Because what happens when the adulation, praise, and thanks disappear? What happens when the Empath who does this is left alone again, with no one to help? It brings them to their knees because they are forced to face their own private demons and the issues they have repressed and/or run away from in the first place.

These types of acts, stave off the onslaught of one's own suffering....for a time. But ultimately, Empath or not, we come full circle and must face those things time and time again. Because they might be hidden for a time, as we distract our minds from those issues in order to focus on other people's problems, but they are not really gone. And they resurface no matter how much we do to distract ourselves from their reality.

Remember

We all suffer, in our own respective ways (despite the level of suffering). We all doubt. And we all know fear in our hearts. These things are an unavoidable part of life, despite how we might wish to the contrary.

But you are NEVER truly alone, despite how it feels in your moments of doubt, indecision, fear, and sorrow. And there is hope, if you will allow yourselves to see it, recognize it for what it is, and cling to it, despite the momentary pain the assails you.

There are people in this world, who will understand you and share in your pain, Empath or not. And who will not judge you, despite what you've done, who you imagine yourself to be, and where you stand in life. And that one concept, while hard to fathom in singular moments of pain and suffering, is a truly life changing idea.

So remember, you are loved and supported.
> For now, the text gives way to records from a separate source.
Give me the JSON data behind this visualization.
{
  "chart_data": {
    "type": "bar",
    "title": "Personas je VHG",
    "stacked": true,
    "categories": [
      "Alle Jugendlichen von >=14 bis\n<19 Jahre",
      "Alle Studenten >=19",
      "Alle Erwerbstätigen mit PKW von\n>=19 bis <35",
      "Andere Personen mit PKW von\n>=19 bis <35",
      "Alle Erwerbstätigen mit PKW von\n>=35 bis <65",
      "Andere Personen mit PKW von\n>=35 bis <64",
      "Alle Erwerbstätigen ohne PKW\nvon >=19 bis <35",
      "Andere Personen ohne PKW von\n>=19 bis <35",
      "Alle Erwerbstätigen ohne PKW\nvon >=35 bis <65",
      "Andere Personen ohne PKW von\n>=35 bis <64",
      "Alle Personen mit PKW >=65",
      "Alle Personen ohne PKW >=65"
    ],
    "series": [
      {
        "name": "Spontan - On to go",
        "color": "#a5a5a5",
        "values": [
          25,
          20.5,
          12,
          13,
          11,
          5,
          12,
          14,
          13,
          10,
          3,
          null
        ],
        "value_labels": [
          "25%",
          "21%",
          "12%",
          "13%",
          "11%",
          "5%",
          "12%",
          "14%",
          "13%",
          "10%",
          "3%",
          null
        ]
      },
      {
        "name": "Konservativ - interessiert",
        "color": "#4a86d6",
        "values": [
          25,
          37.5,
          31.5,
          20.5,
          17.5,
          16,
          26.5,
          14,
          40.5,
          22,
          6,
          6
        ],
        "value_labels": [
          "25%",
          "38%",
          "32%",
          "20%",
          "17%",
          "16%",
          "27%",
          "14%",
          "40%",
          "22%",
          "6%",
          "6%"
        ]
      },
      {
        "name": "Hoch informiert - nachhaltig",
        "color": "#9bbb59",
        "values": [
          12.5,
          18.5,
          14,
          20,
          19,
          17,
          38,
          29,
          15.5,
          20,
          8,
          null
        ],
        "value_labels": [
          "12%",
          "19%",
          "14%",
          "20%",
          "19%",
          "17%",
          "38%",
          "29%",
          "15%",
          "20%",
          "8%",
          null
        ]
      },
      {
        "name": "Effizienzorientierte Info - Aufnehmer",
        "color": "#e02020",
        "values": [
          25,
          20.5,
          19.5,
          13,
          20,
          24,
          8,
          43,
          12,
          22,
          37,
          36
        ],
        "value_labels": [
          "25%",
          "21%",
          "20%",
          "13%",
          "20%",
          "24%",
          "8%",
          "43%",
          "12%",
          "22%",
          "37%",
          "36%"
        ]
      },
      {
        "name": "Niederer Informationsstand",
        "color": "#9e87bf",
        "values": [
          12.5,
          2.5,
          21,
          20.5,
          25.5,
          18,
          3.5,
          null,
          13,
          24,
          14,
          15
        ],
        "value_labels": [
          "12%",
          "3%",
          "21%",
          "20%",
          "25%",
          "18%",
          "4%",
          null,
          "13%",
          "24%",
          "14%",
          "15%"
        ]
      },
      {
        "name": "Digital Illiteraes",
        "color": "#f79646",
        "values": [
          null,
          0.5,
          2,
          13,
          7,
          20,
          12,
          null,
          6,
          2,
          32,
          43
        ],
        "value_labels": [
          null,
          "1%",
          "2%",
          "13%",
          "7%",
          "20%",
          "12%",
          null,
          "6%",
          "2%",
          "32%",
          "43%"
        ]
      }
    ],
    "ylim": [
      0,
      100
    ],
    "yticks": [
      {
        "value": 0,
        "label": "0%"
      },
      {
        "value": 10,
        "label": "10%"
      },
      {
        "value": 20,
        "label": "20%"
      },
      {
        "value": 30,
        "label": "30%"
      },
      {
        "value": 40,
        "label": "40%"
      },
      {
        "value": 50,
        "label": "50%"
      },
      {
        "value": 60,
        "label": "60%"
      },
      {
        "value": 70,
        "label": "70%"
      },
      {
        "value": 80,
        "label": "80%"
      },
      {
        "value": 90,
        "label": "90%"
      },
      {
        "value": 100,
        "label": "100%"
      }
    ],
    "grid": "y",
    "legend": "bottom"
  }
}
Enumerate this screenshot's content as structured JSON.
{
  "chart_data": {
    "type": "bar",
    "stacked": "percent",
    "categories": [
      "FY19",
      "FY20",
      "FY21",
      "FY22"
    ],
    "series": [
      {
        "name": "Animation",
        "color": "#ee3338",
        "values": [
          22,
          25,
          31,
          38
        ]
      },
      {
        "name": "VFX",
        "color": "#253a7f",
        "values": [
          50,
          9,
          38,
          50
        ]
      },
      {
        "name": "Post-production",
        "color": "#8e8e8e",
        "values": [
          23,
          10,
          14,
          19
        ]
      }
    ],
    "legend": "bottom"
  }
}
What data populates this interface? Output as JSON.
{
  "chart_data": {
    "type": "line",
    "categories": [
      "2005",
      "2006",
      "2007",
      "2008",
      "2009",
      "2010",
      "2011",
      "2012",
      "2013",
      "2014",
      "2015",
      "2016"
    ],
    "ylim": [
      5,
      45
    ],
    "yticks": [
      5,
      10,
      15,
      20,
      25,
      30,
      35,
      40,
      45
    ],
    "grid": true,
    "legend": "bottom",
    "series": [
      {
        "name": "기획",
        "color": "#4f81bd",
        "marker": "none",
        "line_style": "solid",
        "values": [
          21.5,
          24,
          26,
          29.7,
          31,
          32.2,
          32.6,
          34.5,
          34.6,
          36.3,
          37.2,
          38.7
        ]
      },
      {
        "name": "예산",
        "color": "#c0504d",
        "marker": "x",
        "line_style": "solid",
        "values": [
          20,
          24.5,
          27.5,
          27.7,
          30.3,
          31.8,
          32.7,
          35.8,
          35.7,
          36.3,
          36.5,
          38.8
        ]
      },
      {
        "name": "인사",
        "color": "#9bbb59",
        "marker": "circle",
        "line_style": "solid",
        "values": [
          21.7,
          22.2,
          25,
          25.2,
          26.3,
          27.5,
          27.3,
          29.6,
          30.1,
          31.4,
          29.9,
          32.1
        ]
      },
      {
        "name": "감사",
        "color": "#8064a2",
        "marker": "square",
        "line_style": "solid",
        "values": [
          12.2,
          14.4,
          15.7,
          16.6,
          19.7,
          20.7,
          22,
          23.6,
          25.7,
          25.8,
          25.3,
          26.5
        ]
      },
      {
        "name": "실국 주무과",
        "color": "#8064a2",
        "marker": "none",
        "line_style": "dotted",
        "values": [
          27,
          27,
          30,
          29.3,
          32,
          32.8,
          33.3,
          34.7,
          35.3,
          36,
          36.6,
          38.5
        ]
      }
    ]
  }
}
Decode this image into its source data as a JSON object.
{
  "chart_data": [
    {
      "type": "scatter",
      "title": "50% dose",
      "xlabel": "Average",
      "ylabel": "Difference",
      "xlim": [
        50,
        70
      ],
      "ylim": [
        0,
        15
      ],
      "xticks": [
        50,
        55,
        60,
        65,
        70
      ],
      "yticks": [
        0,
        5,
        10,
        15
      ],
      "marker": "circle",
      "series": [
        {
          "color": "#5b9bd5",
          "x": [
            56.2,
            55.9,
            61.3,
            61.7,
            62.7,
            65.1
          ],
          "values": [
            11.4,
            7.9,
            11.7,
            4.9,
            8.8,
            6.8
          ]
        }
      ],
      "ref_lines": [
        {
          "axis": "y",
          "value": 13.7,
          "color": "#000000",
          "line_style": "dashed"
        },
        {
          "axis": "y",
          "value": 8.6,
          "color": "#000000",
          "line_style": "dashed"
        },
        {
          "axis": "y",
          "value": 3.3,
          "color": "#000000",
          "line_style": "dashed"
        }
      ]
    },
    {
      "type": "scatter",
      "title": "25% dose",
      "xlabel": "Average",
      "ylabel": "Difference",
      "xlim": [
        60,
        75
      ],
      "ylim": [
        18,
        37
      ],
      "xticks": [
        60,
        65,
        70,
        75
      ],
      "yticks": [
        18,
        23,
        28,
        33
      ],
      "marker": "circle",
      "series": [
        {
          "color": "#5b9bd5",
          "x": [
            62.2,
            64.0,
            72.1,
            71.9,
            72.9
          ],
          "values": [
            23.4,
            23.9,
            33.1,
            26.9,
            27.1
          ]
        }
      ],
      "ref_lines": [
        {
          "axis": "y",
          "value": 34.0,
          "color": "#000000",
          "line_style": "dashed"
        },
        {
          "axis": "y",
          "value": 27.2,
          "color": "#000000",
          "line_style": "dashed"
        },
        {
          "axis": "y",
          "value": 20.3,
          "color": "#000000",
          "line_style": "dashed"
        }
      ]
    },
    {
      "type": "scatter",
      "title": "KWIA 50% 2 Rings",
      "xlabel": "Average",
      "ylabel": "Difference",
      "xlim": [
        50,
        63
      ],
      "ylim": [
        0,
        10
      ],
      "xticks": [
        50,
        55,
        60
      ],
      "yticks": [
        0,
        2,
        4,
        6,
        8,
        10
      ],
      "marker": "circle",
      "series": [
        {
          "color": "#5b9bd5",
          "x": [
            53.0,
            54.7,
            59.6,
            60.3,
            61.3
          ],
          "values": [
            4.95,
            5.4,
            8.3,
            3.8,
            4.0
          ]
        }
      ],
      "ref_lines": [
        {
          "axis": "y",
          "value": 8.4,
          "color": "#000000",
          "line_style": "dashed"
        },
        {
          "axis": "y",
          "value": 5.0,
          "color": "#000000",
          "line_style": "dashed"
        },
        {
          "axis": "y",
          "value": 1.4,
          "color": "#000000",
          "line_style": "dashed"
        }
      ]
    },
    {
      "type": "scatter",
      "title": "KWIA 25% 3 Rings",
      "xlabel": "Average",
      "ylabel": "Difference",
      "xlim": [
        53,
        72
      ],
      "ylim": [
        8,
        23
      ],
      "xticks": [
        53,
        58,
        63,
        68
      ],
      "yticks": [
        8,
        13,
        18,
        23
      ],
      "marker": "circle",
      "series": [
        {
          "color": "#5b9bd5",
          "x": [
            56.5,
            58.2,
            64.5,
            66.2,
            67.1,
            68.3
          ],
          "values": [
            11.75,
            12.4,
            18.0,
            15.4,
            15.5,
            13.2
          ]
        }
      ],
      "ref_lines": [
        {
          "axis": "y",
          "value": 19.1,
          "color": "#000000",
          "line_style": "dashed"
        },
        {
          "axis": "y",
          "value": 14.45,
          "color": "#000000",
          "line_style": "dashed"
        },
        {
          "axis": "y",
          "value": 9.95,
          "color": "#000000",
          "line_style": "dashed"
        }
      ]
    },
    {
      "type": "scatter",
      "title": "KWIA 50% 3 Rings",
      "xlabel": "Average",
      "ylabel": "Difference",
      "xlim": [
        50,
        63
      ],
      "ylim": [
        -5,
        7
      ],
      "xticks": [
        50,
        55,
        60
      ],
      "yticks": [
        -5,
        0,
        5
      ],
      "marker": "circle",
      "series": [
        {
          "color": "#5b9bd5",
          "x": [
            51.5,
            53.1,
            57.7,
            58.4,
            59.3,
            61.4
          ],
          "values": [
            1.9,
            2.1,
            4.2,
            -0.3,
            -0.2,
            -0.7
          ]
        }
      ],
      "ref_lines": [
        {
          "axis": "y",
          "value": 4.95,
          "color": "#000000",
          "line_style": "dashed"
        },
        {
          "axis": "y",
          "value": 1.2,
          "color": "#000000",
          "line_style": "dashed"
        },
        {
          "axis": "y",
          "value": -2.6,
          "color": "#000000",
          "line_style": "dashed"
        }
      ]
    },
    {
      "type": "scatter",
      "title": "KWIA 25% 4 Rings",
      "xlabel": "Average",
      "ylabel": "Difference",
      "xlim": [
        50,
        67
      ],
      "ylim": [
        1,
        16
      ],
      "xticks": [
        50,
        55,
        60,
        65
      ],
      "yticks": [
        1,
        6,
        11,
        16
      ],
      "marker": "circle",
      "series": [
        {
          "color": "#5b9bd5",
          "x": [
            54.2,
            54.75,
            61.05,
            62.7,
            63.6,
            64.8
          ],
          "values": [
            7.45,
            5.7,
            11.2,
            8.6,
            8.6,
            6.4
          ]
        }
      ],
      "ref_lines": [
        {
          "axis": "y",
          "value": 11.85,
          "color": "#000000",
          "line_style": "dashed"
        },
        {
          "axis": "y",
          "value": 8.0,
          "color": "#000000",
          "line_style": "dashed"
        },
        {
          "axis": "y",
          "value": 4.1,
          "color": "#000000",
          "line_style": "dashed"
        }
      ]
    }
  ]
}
And know, not everyone places the value of who you are in your actions, the self deprecating you heap upon yourself, or the way you perceive yourself.

And you are only a victim of your own life, as long as you truly believe it. Because on the other side of that coin, you are also a survivor who has been empowered by the suffering you have gone through. Let them be your life lessons, as you learn to heal yourself and offer help to others. Because beneath the facade of your own self loathing, shame, guilt and behaviors, there is a person full of potential who basks in the light of hope eternal.